Menanggapi Prabowo, Jokowi mengatakan, sudah ada upaya hilirisasi. Nantinya, infrastruktur yang dibangun dapat memperkuat industrialisasi. Indonesia pun bersiap agar tidak lagi mengekspor barang mentah, melainkan mendorong ekspor barang setengah jadi hingga barang jadi.

Ia menyebut ada sejumlah tahapan yang perlu dilalui demi mencapai industrialisasi. Langkah awalnya adalah infrastruktur.

"Infrastruktur yang dibangun ini akan terhubung dengan kawasan industri dan pariwisata. Enggak mungkin langsung balik tangan, perlu tahapan besar," ucap Jokowi.

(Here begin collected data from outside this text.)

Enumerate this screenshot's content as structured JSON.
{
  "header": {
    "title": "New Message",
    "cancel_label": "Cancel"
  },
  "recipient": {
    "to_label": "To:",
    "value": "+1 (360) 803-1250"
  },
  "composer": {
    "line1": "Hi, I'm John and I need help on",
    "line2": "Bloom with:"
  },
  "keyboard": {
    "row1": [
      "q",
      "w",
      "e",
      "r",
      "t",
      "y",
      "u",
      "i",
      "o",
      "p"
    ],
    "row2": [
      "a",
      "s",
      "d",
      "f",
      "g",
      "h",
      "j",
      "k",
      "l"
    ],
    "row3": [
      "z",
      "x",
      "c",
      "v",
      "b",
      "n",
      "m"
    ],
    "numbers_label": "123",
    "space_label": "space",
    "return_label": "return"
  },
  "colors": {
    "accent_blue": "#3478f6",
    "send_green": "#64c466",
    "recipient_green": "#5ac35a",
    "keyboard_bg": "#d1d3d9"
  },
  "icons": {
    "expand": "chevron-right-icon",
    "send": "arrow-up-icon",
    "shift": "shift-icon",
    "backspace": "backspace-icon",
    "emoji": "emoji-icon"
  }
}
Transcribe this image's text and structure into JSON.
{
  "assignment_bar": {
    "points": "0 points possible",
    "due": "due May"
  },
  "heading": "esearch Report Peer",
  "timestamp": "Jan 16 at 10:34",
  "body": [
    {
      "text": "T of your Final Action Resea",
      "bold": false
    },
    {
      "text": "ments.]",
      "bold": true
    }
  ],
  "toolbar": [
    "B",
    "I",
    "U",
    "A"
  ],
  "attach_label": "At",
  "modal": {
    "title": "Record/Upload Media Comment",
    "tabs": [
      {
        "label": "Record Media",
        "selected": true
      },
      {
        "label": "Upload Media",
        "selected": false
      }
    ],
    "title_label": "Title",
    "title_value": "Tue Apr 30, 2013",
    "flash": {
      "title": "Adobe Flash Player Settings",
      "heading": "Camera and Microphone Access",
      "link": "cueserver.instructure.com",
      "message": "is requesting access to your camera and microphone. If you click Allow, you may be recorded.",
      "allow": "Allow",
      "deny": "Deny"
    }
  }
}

Selanjutnya, Jokowi berkata akan memfokuskan pada Sumber Daya Manusia (SDM), kemudian reformasi struktural, dan kemudian masuk ke dunia digital untuk menghubungkan pelaku ekonomi mikro agar bisa menjangkau pasar.

Kemudian, Prabowo Subianto menyampaikan, deindustrialisasi bangsa Indonesia perlu dilakukan segera demi menutupi kesalahan para pemimpin sebelum masa pemerintahan Joko Widodo atau Jokowi.

"Belajar baik dan berani merencanakan pembangunan deindustrialisasi, ciptakan lapangan kerja, lindungi petani dan nelayan kita. Ini kesalahan besar presiden-presiden sebelum bapak (Jokowi), kita semua harus bertanggung jawab. Benar, itu pendapat saya," tutur Prabowo dalam debat pilpres 2019 di hotel Sultan, Jakarta, Sabtu, 13 April 2019.

Prabowo menyatakan, dia tidak menyalahkan Jokowi dalam upayanya melakukan perbaikan demi kesejahteraan rakyat. Hanya saja, Jokowi harus berkaca bahwa ada cara yang salah saat menjalankan program pilihannya.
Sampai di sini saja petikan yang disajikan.